Home Destaque Homem é espancado por seis rapazes e denuncia homofobia em Florianópolis: “Pela...

Homem é espancado por seis rapazes e denuncia homofobia em Florianópolis: “Pela voz, vi que é gayzinho”

7

Um homem de 44 anos denunciou ter sido vítima de um violento espancamento motivado por homofobia enquanto caminhava pela orla da Praia das Palmeiras, na parte continental de Florianópolis. O caso aconteceu no dia 22 de junho, logo após ele retornar do trabalho, quando foi cercado por um grupo de seis desconhecidos. Além das agressões físicas, a vítima também teve pertences roubados durante a ação criminosa.

Em relato ao g1, o vendedor — que preferiu não ser identificado — contou que tudo começou com uma abordagem aparentemente aleatória, feita por cinco jovens vestidos com moletons, seguidos por um sexto homem mais velho que teria iniciado as ofensas. “Esse rapaz que desceu por último veio perguntando o que eu estava fazendo ali. Eu, inocente, respondi: ‘ah, eu moro aqui, eu sou morador daqui, tô fazendo uma caminhada normal’. Após eu falar isso, ele falou assim com os outros: ‘é, pela voz já vi que é bichinha, que é gayzinho’”, teria dito o agressor antes do grupo se afastar e retornar minutos depois para iniciar o ataque. Segundo ele, o espancamento incluiu socos, chutes e ameaças de morte, enquanto os agressores gritavam frases como “morto não ouve, morto não vê”.
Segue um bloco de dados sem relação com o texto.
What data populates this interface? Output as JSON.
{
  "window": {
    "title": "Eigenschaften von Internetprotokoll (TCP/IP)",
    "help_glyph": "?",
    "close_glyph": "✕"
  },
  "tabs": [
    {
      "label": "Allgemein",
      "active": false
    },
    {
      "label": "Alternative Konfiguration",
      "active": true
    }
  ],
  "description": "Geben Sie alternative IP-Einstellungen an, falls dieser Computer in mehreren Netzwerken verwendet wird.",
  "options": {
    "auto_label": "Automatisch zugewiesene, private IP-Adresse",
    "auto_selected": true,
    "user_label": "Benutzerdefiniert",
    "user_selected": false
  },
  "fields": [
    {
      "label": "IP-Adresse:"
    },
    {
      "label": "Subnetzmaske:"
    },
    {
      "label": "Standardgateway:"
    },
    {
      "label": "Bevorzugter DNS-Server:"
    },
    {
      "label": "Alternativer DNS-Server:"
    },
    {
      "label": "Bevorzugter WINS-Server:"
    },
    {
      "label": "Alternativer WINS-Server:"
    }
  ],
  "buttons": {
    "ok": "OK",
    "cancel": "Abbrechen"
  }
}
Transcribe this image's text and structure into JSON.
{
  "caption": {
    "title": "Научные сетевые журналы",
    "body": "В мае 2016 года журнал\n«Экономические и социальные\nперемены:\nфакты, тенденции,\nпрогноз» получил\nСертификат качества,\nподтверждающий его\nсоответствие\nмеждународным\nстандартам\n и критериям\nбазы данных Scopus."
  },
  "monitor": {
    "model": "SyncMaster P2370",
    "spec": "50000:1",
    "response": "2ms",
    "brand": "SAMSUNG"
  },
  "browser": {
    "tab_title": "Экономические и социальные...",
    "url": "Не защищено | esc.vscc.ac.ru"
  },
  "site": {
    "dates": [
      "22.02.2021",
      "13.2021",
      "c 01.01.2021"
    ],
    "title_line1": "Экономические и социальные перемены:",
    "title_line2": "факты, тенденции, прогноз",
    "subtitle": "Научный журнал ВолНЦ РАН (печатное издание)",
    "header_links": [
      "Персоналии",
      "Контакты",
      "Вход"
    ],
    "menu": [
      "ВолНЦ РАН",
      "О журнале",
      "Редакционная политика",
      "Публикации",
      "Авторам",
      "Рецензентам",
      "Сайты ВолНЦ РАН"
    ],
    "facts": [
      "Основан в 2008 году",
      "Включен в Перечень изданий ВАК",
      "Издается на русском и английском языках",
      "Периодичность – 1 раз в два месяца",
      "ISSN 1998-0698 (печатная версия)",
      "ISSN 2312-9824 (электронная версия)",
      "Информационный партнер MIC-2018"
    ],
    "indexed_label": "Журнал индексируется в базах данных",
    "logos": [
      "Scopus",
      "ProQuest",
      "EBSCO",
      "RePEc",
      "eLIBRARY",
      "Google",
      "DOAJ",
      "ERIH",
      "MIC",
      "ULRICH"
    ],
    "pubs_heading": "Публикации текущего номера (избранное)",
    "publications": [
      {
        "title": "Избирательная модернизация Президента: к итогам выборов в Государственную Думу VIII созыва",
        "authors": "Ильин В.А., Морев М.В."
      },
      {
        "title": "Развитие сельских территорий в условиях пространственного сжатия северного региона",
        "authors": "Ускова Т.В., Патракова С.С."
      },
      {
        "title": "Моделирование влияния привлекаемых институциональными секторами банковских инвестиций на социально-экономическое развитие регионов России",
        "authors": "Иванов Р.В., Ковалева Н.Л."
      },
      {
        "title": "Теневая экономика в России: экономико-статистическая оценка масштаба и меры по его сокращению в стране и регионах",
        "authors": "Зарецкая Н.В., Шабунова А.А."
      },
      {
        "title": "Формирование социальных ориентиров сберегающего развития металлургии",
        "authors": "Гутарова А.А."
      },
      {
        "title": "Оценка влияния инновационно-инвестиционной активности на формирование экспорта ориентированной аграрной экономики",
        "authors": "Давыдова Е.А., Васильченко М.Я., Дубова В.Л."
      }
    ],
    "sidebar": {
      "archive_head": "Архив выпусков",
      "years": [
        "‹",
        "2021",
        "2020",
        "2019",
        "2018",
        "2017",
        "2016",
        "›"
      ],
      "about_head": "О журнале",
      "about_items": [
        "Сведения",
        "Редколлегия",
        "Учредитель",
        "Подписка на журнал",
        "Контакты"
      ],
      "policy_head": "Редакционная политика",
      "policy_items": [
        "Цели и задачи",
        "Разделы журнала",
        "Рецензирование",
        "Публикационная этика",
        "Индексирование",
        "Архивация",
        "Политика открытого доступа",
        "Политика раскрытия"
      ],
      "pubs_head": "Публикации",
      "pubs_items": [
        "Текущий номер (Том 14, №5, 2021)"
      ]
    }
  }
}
De acordo com a Polícia Civil de Santa Catarina, foi instaurado um inquérito para apurar o crime de roubo e outros delitos conexos. As investigações apontam que a maioria dos envolvidos seria menor de 18 anos, mas até o momento ninguém foi preso ou apreendido. A Polícia Militar informou ainda que realizou buscas na região logo após ser acionada, mas os suspeitos não foram localizados. O caso também foi encaminhado ao Núcleo de Enfrentamento a Violências e Apoio às Vítimas (NEAVIT), do Ministério Público de Santa Catarina, que acompanha a vítima.

Após o ataque, o homem precisou de atendimento médico em uma UPA, onde permaneceu em observação por cerca de quatro horas para avaliação de possíveis traumas. Ele também teve a casa roubada, incluindo a chave da residência e os tênis, e precisou se mudar com apoio de colegas de trabalho, que organizaram uma vaquinha online para ajudá-lo a recomeçar. Emocionado, desabafou: “Eu nunca mexi com ninguém, todo mundo me adora. E toda hora alguém fica tentando achar uma culpa. Eu não mereço isso”.